No matter how difficult her job can be, Kat Schmalz says it’s worth it.
“I love to help people. I love to try and make people’s days better,” said the St. Louis County 911 dispatcher.
She joined the department this summer, after doing the same job in Indiana for several years. Then, about two weeks ago, tragedy struck when Officer Blake Snyder was killed responding to a call in south St. Louis County.
“That was 45 minutes from the end of my shift, in my ear,” Schmalz said. “And you know, I sent them on that call.”
Like other county employees and law enforcement, dispatchers have struggled with Officer Snyder’s death.
Schmalz wanted to participate in honoring his memory.
At the beginning and end of each shift, officers check in with dispatchers — like a roll call. When an officer is killed in the line of duty, it is custom to read a “last call” by radio marking their end of service.
Schmalz volunteered to do it.
“You always have a running tally in your head of where everyone is, and I sent everyone home that day but him,” she said, fighting back tears.
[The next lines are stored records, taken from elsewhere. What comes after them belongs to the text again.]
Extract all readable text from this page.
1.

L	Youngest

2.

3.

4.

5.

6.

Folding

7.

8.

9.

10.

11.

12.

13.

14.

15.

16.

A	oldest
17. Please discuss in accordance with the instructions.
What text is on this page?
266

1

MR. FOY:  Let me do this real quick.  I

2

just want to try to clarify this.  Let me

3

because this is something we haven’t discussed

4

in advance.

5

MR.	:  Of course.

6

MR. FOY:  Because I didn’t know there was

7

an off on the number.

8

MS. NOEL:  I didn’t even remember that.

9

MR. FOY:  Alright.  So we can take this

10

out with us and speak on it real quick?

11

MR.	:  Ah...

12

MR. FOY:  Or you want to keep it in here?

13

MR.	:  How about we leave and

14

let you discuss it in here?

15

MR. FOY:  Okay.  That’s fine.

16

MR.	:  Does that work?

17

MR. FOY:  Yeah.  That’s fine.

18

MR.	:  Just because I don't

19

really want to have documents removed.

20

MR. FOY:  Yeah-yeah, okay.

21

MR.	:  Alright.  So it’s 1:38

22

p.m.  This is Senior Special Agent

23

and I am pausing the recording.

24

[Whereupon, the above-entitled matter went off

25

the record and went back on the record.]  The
“It was important to me, because I wanted to send him home. It wasn’t the home I wanted to send him to, but I sent him home.”
Schmalz wasn’t alone.
Amy Schmidt has worked as a county dispatcher for nearly a decade.
“I’ve been dispatching to the officers for nine years, so it’s something I wanted to do for the family and for them.”
She knew it would be a tough assignment. For most of the dispatchers, herself included, this was the first officer killed on duty during their time at the communication center. They decided it was best to have two dispatchers read the call, supporting each other.
Schmidt said she practiced the paragraph several before reading it live, knowing it would be one of the most difficult calls of her career.
“I just kept my eyes on the paper, my face down and my eyes on the paper and kept reading,” she said, remembering a deeply emotional moment.
Both women say they were proud to be part of the last radio call.
“I’m humbled that they allowed me to do it, Schmalz said. “And I’m very honored.”